Let [latex]f(x)[/latex] and [latex]g(x)[/latex] be differentiable functions. Then

[latex]\frac{d}{dx}(f(x)g(x))=\frac{d}{dx}(f(x))\cdot g(x)+\frac{d}{dx}(g(x))\cdot f(x)[/latex]

That is,

if [latex]j(x)=f(x)g(x)[/latex] then [latex]j^{\prime}(x)=f^{\prime}(x)g(x)+g^{\prime}(x)f(x)[/latex]

This means that the derivative of a product of two functions is the derivative of the first function times the second function plus the derivative of the second function times the first function.

Proof

We begin by assuming that [latex]f(x)[/latex] and [latex]g(x)[/latex] are differentiable functions. At a key point in this proof we need to use the fact that, since [latex]g(x)[/latex] is differentiable, it is also continuous. In particular, we use the fact that since [latex]g(x)[/latex] is continuous, [latex]\underset{h\to 0}{\lim}g(x+h)=g(x)[/latex].

By applying the limit definition of the derivative to [latex]j(x)=f(x)g(x)[/latex], we obtain

[latex]j^{\prime}(x)=\underset{h\to 0}{\lim}\dfrac{f(x+h)g(x+h)-f(x)g(x)}{h}[/latex]

By adding and subtracting [latex]f(x)g(x+h)[/latex] in the numerator, we have

[latex]j^{\prime}(x)=\underset{h\to 0}{\lim}\dfrac{f(x+h)g(x+h)-f(x)g(x+h)+f(x)g(x+h)-f(x)g(x)}{h}[/latex]
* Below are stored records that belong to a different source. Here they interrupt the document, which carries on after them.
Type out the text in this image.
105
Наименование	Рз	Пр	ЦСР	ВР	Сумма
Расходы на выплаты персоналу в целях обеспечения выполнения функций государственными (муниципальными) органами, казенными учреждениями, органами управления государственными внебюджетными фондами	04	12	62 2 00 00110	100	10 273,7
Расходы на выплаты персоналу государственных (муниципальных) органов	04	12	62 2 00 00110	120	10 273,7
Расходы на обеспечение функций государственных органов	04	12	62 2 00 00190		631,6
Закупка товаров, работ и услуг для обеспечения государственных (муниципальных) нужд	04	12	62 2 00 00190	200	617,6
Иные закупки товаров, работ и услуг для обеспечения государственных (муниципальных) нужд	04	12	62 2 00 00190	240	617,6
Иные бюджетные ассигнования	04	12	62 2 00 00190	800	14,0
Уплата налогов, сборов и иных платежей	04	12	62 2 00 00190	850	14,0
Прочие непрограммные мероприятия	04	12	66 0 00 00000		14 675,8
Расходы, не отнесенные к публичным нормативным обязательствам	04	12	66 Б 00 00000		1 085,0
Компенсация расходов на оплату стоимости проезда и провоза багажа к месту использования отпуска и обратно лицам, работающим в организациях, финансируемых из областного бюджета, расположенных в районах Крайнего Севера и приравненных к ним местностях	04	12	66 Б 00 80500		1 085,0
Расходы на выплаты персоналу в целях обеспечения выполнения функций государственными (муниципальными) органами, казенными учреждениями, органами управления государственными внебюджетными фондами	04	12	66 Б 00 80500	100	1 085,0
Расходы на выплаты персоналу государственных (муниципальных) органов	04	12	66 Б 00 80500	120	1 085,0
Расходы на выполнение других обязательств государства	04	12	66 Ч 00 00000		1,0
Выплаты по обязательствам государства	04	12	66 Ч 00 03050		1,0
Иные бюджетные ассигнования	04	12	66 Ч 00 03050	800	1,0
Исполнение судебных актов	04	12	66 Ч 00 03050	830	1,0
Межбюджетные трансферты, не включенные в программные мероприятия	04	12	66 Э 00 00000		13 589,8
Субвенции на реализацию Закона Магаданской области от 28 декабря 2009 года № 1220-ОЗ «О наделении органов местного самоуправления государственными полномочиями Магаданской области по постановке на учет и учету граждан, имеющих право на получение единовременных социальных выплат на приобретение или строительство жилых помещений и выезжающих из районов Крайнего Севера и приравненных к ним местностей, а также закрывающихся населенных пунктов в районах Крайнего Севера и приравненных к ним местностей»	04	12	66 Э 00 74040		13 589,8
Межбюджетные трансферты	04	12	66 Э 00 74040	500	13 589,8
After breaking apart this quotient and applying the sum law for limits, the derivative becomes

[latex]j^{\prime}(x)=\underset{h\to 0}{\lim}\left(\frac{f(x+h)g(x+h)-f(x)g(x+h)}{h}\right)+\underset{h\to 0}{\lim}\left(\frac{f(x)g(x+h)-f(x)g(x)}{h}\right)[/latex]

Rearranging, we obtain

[latex]j^{\prime}(x)=\underset{h\to 0}{\lim}\left(\frac{f(x+h)-f(x)}{h}\cdot g(x+h)\right)+\underset{h\to 0}{\lim}\left(\frac{g(x+h)-g(x)}{h}\cdot f(x)\right)[/latex]

By using the continuity of [latex]g(x)[/latex], the definition of the derivatives of [latex]f(x)[/latex] and [latex]g(x)[/latex], and applying the limit laws, we arrive at the product rule,

[latex]j^{\prime}(x)=f^{\prime}(x)g(x)+g^{\prime}(x)f(x)[/latex]

[latex]_\blacksquare[/latex]

As you begin using the product rule, it may be useful to remember that addition and multiplication are commutative for all real numbers.

The following properties hold for real numbers [latex]a[/latex], [latex]b[/latex], and [latex]c[/latex].

	Addition	Multiplication
Commutative Property	[latex]a+b=b+a[/latex]	[latex]a\cdot b=b\cdot a[/latex]

This is particularly useful for our product rule because our formula consists solely of these two operations. Due to the commutative property of addition:

[latex]j^{\prime}(x)=f^{\prime}(x)g(x)+g^{\prime}(x)f(x)=g^{\prime}(x)f(x)+f^{\prime}(x)g(x)[/latex]

Additionally, the order in which you multiply each of these terms doesn’t matter, due to the commutative property of multiplication.

For [latex]j(x)=f(x)g(x)[/latex], use the product rule to find [latex]j^{\prime}(2)[/latex] if [latex]f(2)=3, \, f^{\prime}(2)=-4, \, g(2)=1[/latex], and [latex]g^{\prime}(2)=6[/latex].

For [latex]j(x)=(x^2+2)(3x^3-5x)[/latex], find [latex]j^{\prime}(x)[/latex] by applying the product rule. Check the result by first finding the product and then differentiating.